Dr. Paul Dudley White, special physician to President Eisenhower, focused the attention of the world on the importance of regular exercise to improve circulation and thus guard against heart attacks. Interest zoomed and is still high in programs emphasizing regular jogging, walking, swimming, calisthenics, and many other activities. All these exercises, many quite vigorous, are designed to do one thing: through regular exercise, to attain circulatory fitness. Researchers report that physical exercise not only makes us feel better, but it is also the only way that our body chemistry can be kept in good condition.

The kind of exercise you get in college depends partly on the facilities available. Your school may not let you use the gym unless you are in an organized class or on a school team. Tennis courts may be available for casual play only during specified hours.

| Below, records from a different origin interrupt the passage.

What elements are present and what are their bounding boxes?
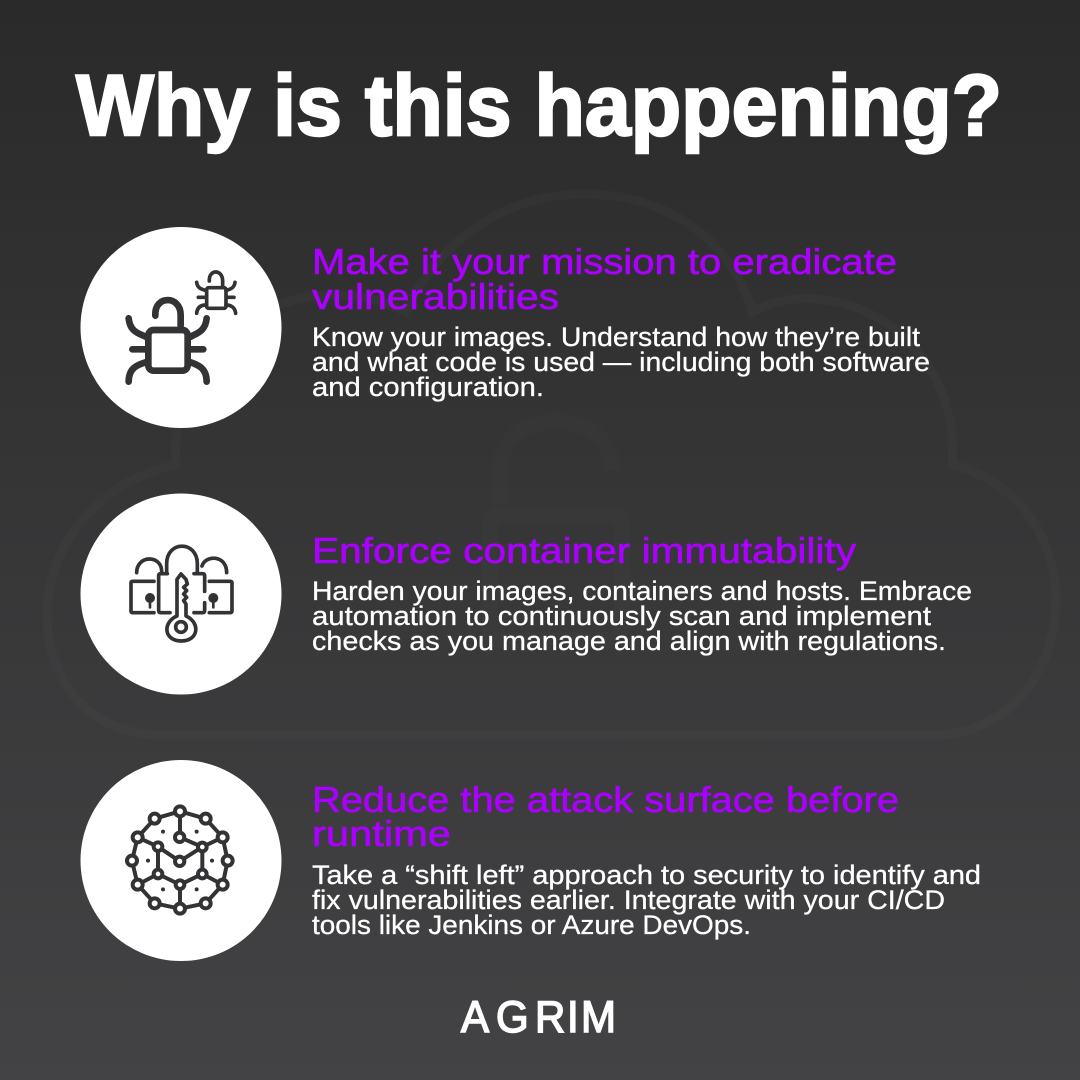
title: Why is this happening?: [76, 58, 1002, 154]
text block: Harden your images, containers and hosts. Embrace: [312, 576, 972, 606]
heading: vulnerabilities: [312, 276, 559, 317]
icon: padlocks and key: [80, 494, 282, 694]
text block: Know your images. Understand how they’re built: [312, 322, 921, 352]
panel: container immutability: [80, 494, 972, 694]
heading: runtime: [312, 813, 451, 854]
panel: eradicate vulnerabilities: [80, 227, 930, 428]
icon: padlock bugs: [80, 227, 282, 428]
text block: and what code is used — including both software: [312, 347, 930, 377]
text block: fix vulnerabilities earlier. Integrate with your CI/CD: [312, 885, 945, 915]
heading: Make it your mission to eradicate: [312, 241, 897, 282]
text block: and configuration.: [312, 372, 544, 402]
logo: AGRIM: AGRIM: [461, 993, 616, 1042]
heading: [312, 241, 897, 317]
heading: Enforce container immutability: [312, 530, 856, 571]
heading: Reduce the attack surface before: [312, 779, 899, 820]
text block: Take a “shift left” approach to security to identify and: [312, 860, 981, 890]
heading: [312, 779, 899, 854]
text block: checks as you manage and align with regulations.: [312, 626, 946, 656]
panel: reduce attack surface: [80, 760, 981, 961]
text block: tools like Jenkins or Azure DevOps.: [312, 910, 751, 940]
text block: [312, 322, 930, 402]
icon: node network sphere: [80, 760, 282, 961]
text block: [312, 860, 981, 940]
watermark: cloud with padlock: [47, 194, 1056, 735]
text block: automation to continuously scan and implement: [312, 601, 932, 631]
text block: [312, 576, 972, 656]
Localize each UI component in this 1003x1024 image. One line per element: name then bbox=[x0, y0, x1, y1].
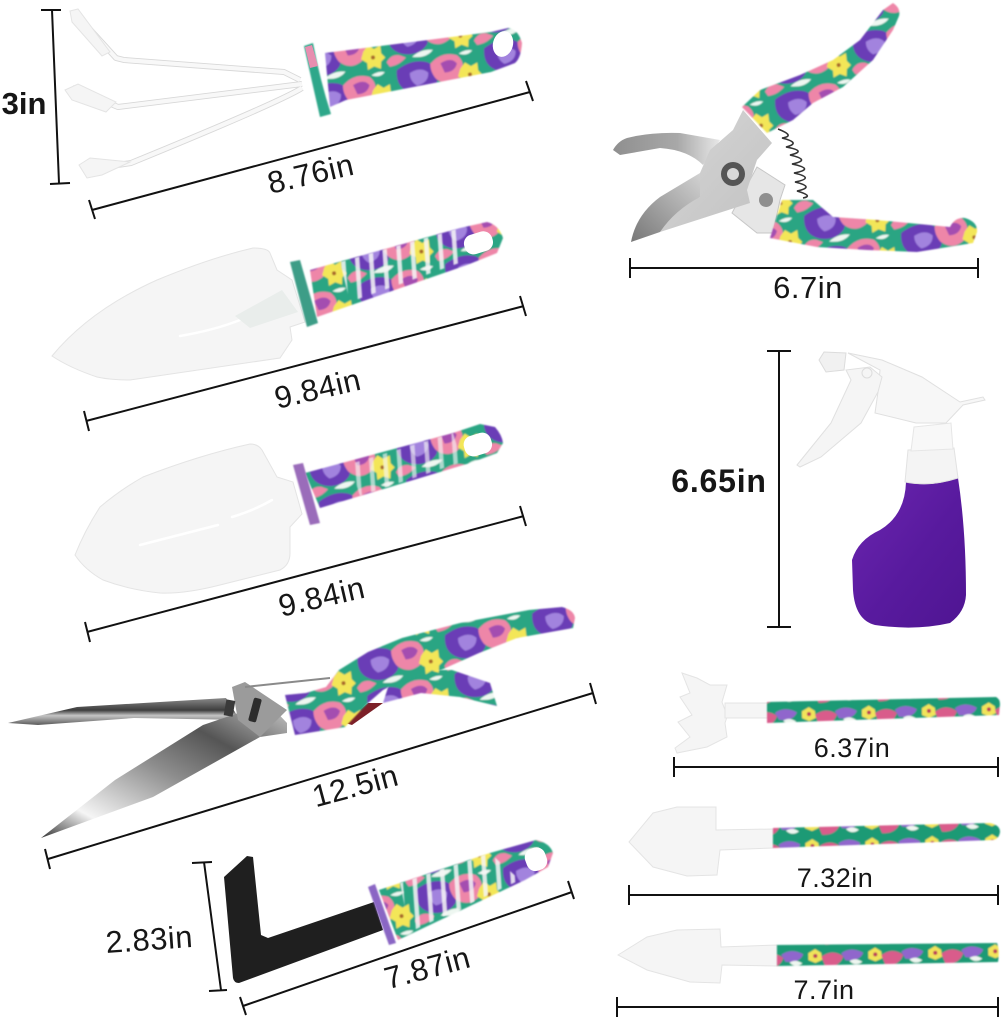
bottle body bbox=[852, 478, 966, 628]
pruner lower metal arm bbox=[732, 167, 785, 233]
dimension: 12.5in length: 12.5in bbox=[309, 758, 402, 814]
dimension: second 9.84in length bbox=[85, 506, 526, 642]
dimension: 3in height bbox=[2, 10, 70, 184]
mini rake head bbox=[675, 673, 727, 753]
dimension: first 9.84in length bbox=[84, 296, 526, 431]
dimension: 7.32in length: 7.32in bbox=[797, 863, 873, 893]
shears pivot plate bbox=[224, 678, 330, 737]
weeder blade bbox=[224, 856, 383, 983]
shears upper handle bbox=[285, 607, 575, 735]
mini rake handle bbox=[767, 697, 1000, 723]
dimension: 3in height: 3in bbox=[2, 86, 46, 121]
mini rake shaft bbox=[725, 703, 768, 718]
dimension: first 9.84in length: 9.84in bbox=[271, 362, 364, 416]
dimension: 2.83in height: 2.83in bbox=[104, 919, 194, 960]
tool: narrow trowel bbox=[52, 222, 503, 380]
dimension: 7.32in length bbox=[629, 863, 998, 905]
pruner upper handle bbox=[742, 3, 899, 133]
mini shovel blade bbox=[629, 807, 773, 876]
dimension: 7.87in length bbox=[240, 881, 574, 1015]
bottle collar bbox=[905, 448, 958, 484]
pruner main plate bbox=[660, 110, 772, 232]
dimension: 7.87in length: 7.87in bbox=[381, 940, 474, 996]
tool: spray bottle bbox=[797, 352, 985, 628]
dimension: 6.7in length bbox=[630, 258, 978, 305]
pruner pivot nut bbox=[721, 162, 745, 186]
dimension: 12.5in length bbox=[45, 683, 596, 869]
dimension: 6.37in length: 6.37in bbox=[814, 733, 890, 763]
tool: pruning shears bbox=[613, 3, 977, 252]
wide trowel blade bbox=[75, 444, 302, 593]
dimension: 8.76in length bbox=[89, 81, 533, 219]
dimension: 7.7in length: 7.7in bbox=[793, 975, 855, 1005]
shears trigger bbox=[345, 703, 383, 725]
dimension: 6.37in length bbox=[674, 733, 998, 777]
dimension: 8.76in length: 8.76in bbox=[264, 147, 357, 201]
narrow trowel handle bbox=[290, 222, 503, 327]
dimension: 2.83in height bbox=[104, 862, 227, 991]
tool: mini transplanter bbox=[618, 929, 999, 983]
tool: mini shovel bbox=[629, 807, 1000, 876]
dimension: 6.65in height: 6.65in bbox=[671, 463, 767, 499]
weeder handle bbox=[368, 840, 553, 945]
pruner hook blade bbox=[613, 133, 720, 165]
dimension: second 9.84in length: 9.84in bbox=[275, 570, 368, 624]
tool: mini rake bbox=[675, 673, 1000, 753]
narrow trowel blade bbox=[52, 248, 305, 380]
dimension: 6.7in length: 6.7in bbox=[773, 270, 843, 305]
pruner spring bbox=[778, 129, 807, 198]
bottle neck bbox=[911, 423, 953, 451]
shears upper blade bbox=[8, 698, 240, 725]
mini transplanter blade bbox=[618, 929, 777, 983]
cultivator handle bbox=[304, 28, 522, 117]
tool: hand cultivator bbox=[65, 9, 522, 178]
dimension: 7.7in length bbox=[617, 975, 998, 1017]
shears lower handle bbox=[383, 670, 497, 706]
pruner lower handle bbox=[770, 200, 977, 252]
cultivator tines bbox=[65, 9, 302, 178]
wide trowel handle bbox=[293, 424, 503, 525]
tool: weeder knife bbox=[224, 840, 553, 983]
tool: wide trowel bbox=[75, 424, 503, 593]
mini transplanter handle bbox=[777, 943, 999, 966]
spray trigger head bbox=[797, 352, 985, 467]
dimension: 6.65in height bbox=[671, 351, 791, 627]
shears lower blade bbox=[41, 703, 287, 838]
mini shovel handle bbox=[773, 823, 1000, 848]
tool: grass shears bbox=[8, 607, 575, 838]
pruner cutting blade bbox=[631, 173, 700, 242]
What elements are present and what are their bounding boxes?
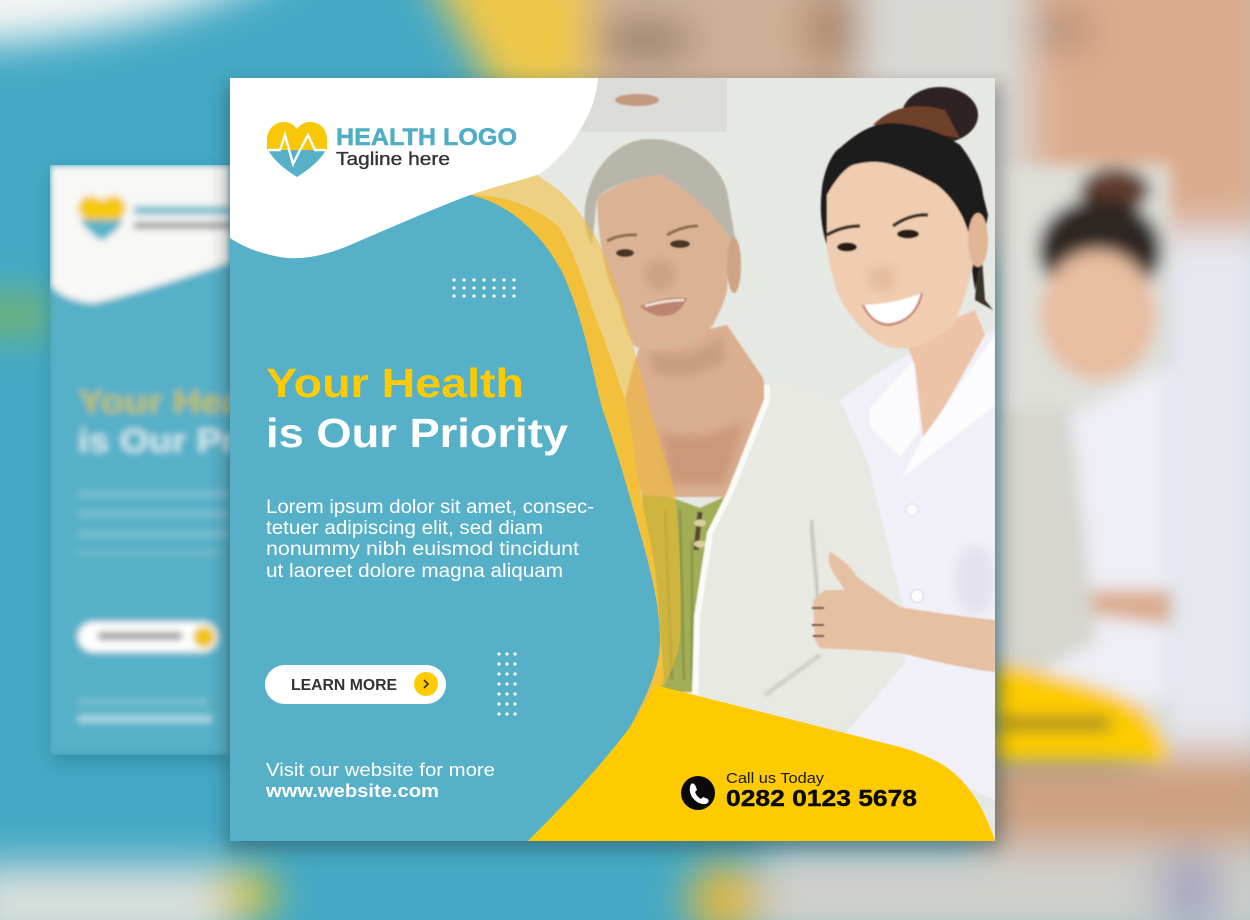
heading: is Our Priority <box>266 410 568 456</box>
hand and arm <box>813 552 995 672</box>
body text: ut laoreet dolore magna aliquam <box>266 561 563 582</box>
main card <box>230 78 995 841</box>
right blurred card <box>995 165 1170 760</box>
website text: Visit our website for more <box>266 759 495 780</box>
phone number: 0282 0123 5678 <box>726 785 917 811</box>
website text <box>265 759 495 801</box>
body text: Lorem ipsum dolor sit amet, consec- <box>266 497 594 518</box>
left blurred card: is Our Priority <box>78 422 329 459</box>
button: learn more <box>265 665 446 704</box>
dots: top <box>452 278 516 298</box>
photo: nurse <box>812 87 995 800</box>
contact <box>681 770 917 811</box>
button: learn more: LEARN MORE <box>291 677 397 694</box>
heading: Your Health <box>266 360 524 406</box>
bun <box>902 87 978 143</box>
coat <box>840 330 995 800</box>
face <box>827 162 975 348</box>
neck and chest <box>622 325 767 497</box>
hair <box>585 139 735 245</box>
teal panel <box>230 195 660 841</box>
body text: nonummy nibh euismod tincidunt <box>266 539 580 560</box>
photo: older woman <box>584 138 822 697</box>
logo name: HEALTH LOGO <box>336 124 517 151</box>
wisps <box>974 264 994 310</box>
left blurred card <box>46 165 230 768</box>
tagline: Tagline here <box>336 149 450 169</box>
white logo panel <box>230 78 598 258</box>
card shadow <box>226 84 1002 850</box>
icon: arrow <box>414 672 438 696</box>
green blouse <box>642 495 728 692</box>
face <box>597 175 730 350</box>
hair <box>821 123 988 290</box>
icon: phone <box>681 776 715 810</box>
yellow accent strips <box>470 170 681 770</box>
body text: tetuer adipiscing elit, sed diam <box>266 518 543 539</box>
photo: wall background <box>470 78 995 841</box>
yellow corner panel <box>528 685 995 841</box>
collars <box>870 361 920 457</box>
heading <box>266 360 568 456</box>
website text: www.website.com <box>265 780 439 801</box>
left blurred card: Your Health <box>78 383 290 420</box>
dots: bottom <box>497 652 517 716</box>
neck <box>905 310 985 437</box>
body text <box>266 497 594 582</box>
logo <box>267 122 517 177</box>
call label: Call us Today <box>726 770 825 787</box>
icon: heart <box>267 122 327 177</box>
cardigan <box>695 378 905 745</box>
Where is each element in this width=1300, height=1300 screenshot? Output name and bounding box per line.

You have to be a detective to find out what kinds of exercise are open to you. Perhaps you can schedule a course in basketball or swimming. Find a partner or two who can meet you for squash. Find out what the local YMCA and other community agencies have to offer. Even vigorous walking and bicycling can supply your need for exercise.

Don’t settle for the required physical education courses. You will meet those requirements long before you are out ofcollege, but you will still need exercise. One thing you can do while you are in college is tryout a number of different sports. One or two are bound to give you more pleasure and satisfaction than others, and they may well become your lifetime sports. Dr. Eric Weiser, a German doctor, recommends that we choose a sport that we can continue playing well into old age. For example, King Gustaf of Sweden continued to play an active game of tennis well into his 80’s. Dr.Weiser recommends taking up gymnastics, walking, tennis, swimming, rowing, or bicycling.

MENTAL FATIGUE
Research has shown that it is all but impossible to develop mental fatigue by studying, even by studying hard. We get “tired” readily enough, but this happens because we are bored with the subject, not because bodily wastes accumulate in the brain, or even in the muscles. You may push away a textbook with the comment, “I’m exhausted! I can’t read another word,” then casually pick up a magazine or newspaper and read avidly, without any signs of fatigue, for an hour or so. Obviously, we have confused fatigue with boredom.
Erle Stanley Gardner, the mystery storywriter and creator of Perry Mason, finds that he can best use his time and energies by working on three stories at one time. He finds that he is more refreshed by switching from one story to another than by simply taking a rest break. Often, when we think that we’re tired, we are actually “tired” of the subject; consequently, switching from the subject provides the “break” we need.